Other recent positive economic developments, like a healthier housing sector and growth in orders for machinery and some other durable goods, have also encouraged Wall Street but similarly failed to improve the employment picture. Unemployment, after steadily declining for three years, has been stuck at just below 8 percent since last September.

With $85 billion in automatic cuts taking effect between now and Sept. 30 as part of the so-called federal budget sequestration, some experts warn that economic growth will be reduced by at least half a percentage point. But although experts estimate that sequestration could cost the country about 700,000 jobs, Wall Street does not expect the cuts to substantially reduce corporate profits — or seriously threaten the recent rally in the stock markets.

"It's minimal," said Savita Subramanian, head of United States equity and quantitative strategy at Bank of America Merrill Lynch. Over all, the sequester could reduce earnings at the biggest companies by just over 1 percent, she said, adding, "the market wants more austerity."

Corporate earnings have risen at an annualized rate of 20.1 percent since the end of 2008, he said, but disposable income inched ahead by 1.4 percent annually over the same period, after adjusting for inflation.

"There hasn't been a period in the last 50 years where these trends have been so pronounced," Mr. Maki said.

Step back, observe the general trends and the justifications for them, and what has taken place becomes fairly clear. It all starts with who controls the money. In this case, the ability to print money is controlled by just a few people and special interests. These people are supposed to be "priest-like" in their dedication to the common good. But that is impossible.

Human beings act out of self-interest, and when you set up an economic system that involves monopoly money and offer the control of that system to only a few, then you have the beginnings of a European-style mercantilist system.

Add to that a corporate paradigm that declares certain legal constructs can shield people from liability – from both a litigation and tax standpoint – and you have a recipe for a two-track economy.

In a sense, OWS has it right: There is an inordinately powerful one percent that takes advantage of the US system and gains privileges that others do not have.

But OWS strategists are wrong in terms of their analysis of what needs to be redressed. A system that legally provides power – Money Power – to only a few needs to be dismantled. Money needs to be competitive again and gold and silver need to be allowed to operate as money.

Unfortunately, instead of emphasizing a removal of barriers to make the system freer – and thus fairer for everyone – OWS and similar entities emphasize government solutions to the problems that government and the legal system have set up in the first place.

The solution, as we have mentioned many times, is not simply to prosecute Wall Street "fraudsters" using more government force but to revitalize the system in fundamental ways.

The best changes that could be made would be to remove the awesome power of central banking that continually polarizes society and sends vast money flows into the hands of only a few mostly multinationals that then use money power to advance commercial interests around the world.
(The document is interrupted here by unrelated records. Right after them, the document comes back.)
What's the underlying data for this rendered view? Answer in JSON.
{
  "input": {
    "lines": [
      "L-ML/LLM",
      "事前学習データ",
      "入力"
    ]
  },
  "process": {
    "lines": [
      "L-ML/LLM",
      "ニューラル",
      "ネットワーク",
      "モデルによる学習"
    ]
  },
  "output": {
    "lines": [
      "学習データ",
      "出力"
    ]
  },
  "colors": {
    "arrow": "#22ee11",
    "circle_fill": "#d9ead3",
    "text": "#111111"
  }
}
As this process continues, fewer and fewer individuals control more and more of society's productive assets. The US system begins to parallel the European royalist system that works similarly.

Ironically, the US system was designed to ensure that all people had an equal opportunity to succeed and prosper. Outcomes were not assured but the opportunity to succeed was to be pro-offered. This element of US exceptionalism is embedded in the country's cultural DNA, yet because of the current money-system, the US sociopolitical structure is moving in another direction.

After Thoughts

Ultimately, this is not a trend that many in the US will let go unchallenged. It offers the possibility of considerable civil unrest.